Después del jazz muchas cosas tienen un espacio: Paco de Lucía, Camarón de la isla, Dario Domínguez, Diana Krall, Habana Abierta, John Mayer, Chris Cornell, James Brown, Tina, Meola, Diana Fuentes, Einaudi, Petrucciani, Cimafunk, Dulce Ponte, Piazzola, Till Bronner, Ry Cooder, B.B. King, Vangelis, Barbra, Buena Fe, Sting, Earth Wind and Fire, The Clash, Alan Parson, Síntesis, Fleetwood Mac, Joe Cocker, Jimmy Hendrix, Kelvis Ochoa, Frank Zappa, Rage Against the Machine, The Fugees, Liuba Maria Hevia, REM, Tom Waits, Prince, Celina, Gladys Knigth, Stevie Wonder, X Alfonso, ...
Y así sigo hoy, después de tantos años, incorporando lo que me emociona, lo que me intriga, lo que me alza, lo que me baja, lo que me viene, lo que me va.
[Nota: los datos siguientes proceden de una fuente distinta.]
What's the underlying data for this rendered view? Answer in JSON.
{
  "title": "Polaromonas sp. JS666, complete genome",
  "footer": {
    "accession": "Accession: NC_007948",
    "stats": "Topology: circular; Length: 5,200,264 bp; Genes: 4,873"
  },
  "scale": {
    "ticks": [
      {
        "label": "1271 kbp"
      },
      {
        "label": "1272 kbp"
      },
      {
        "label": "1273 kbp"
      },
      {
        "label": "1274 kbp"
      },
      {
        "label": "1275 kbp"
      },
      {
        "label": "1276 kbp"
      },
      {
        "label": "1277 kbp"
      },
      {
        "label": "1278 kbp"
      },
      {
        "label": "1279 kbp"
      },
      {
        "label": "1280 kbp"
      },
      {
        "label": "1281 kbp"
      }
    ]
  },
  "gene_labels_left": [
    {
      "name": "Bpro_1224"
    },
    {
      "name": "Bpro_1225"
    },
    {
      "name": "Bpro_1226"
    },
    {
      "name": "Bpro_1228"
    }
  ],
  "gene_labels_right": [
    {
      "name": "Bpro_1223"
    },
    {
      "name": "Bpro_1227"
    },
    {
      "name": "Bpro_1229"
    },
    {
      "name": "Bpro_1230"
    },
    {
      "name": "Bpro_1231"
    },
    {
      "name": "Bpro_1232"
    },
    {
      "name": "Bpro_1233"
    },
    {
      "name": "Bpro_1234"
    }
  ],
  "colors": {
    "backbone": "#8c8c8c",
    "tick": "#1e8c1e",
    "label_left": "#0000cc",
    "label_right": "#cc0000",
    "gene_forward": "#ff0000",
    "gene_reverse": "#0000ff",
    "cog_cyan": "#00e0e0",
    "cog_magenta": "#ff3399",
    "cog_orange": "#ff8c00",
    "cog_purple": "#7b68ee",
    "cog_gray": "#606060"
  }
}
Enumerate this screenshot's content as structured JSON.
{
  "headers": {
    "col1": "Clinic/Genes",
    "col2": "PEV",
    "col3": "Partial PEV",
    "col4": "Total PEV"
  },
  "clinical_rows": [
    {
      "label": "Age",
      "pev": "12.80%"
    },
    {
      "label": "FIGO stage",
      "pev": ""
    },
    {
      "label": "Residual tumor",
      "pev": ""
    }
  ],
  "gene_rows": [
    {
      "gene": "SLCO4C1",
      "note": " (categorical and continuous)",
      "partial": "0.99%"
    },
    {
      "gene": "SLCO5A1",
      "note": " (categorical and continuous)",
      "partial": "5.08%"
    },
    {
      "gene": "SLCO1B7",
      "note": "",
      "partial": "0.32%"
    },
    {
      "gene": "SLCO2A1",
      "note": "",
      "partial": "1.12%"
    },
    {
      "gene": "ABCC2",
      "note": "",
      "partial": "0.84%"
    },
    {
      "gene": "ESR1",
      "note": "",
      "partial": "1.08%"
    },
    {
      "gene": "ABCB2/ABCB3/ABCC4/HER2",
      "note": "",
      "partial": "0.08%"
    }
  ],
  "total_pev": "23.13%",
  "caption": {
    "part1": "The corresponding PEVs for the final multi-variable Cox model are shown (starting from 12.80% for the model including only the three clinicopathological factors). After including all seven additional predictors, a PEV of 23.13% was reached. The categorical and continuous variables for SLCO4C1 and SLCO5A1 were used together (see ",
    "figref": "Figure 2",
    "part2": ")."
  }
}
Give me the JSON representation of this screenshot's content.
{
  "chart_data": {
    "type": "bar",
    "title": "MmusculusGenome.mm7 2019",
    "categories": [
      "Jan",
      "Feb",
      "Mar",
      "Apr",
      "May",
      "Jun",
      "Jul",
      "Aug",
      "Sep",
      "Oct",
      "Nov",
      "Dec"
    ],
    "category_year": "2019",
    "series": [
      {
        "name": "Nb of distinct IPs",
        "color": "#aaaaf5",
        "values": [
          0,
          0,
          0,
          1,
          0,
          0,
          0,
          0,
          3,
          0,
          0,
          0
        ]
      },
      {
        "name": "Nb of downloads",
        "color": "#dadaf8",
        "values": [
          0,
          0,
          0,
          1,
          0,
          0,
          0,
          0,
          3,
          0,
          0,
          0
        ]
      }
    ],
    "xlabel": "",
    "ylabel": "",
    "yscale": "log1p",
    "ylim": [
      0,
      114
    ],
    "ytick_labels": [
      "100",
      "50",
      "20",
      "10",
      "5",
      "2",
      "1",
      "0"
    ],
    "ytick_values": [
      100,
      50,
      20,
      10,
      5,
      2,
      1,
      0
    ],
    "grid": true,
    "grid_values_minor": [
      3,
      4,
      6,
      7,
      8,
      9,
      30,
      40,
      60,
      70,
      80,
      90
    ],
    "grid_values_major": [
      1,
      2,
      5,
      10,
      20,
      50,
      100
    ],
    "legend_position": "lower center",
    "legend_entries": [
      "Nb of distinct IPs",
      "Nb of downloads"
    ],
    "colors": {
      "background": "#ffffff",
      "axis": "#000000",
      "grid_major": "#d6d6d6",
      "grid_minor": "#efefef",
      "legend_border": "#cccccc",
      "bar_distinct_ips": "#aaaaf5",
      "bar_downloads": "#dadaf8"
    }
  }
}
Y ya lo hago sin reparar si es cubano, inglés, yanqui, español, francés, argentino, brasileño, alemán. Lo hago sin importar si es rock, jazz, trova, folk, clásico, pop, son, guaguancó, rumba, charanga, timba, hip hop. Creo que lo hago con el derecho que me dan los años, de administrar mis ignorancias. Sin que nadie me diga que tengo que oir para complacer oportunismos circunstanciales. Esos que pretenden dictar a los demás que deben oir, sin que ellos mismos hayan aprendido a escuchar.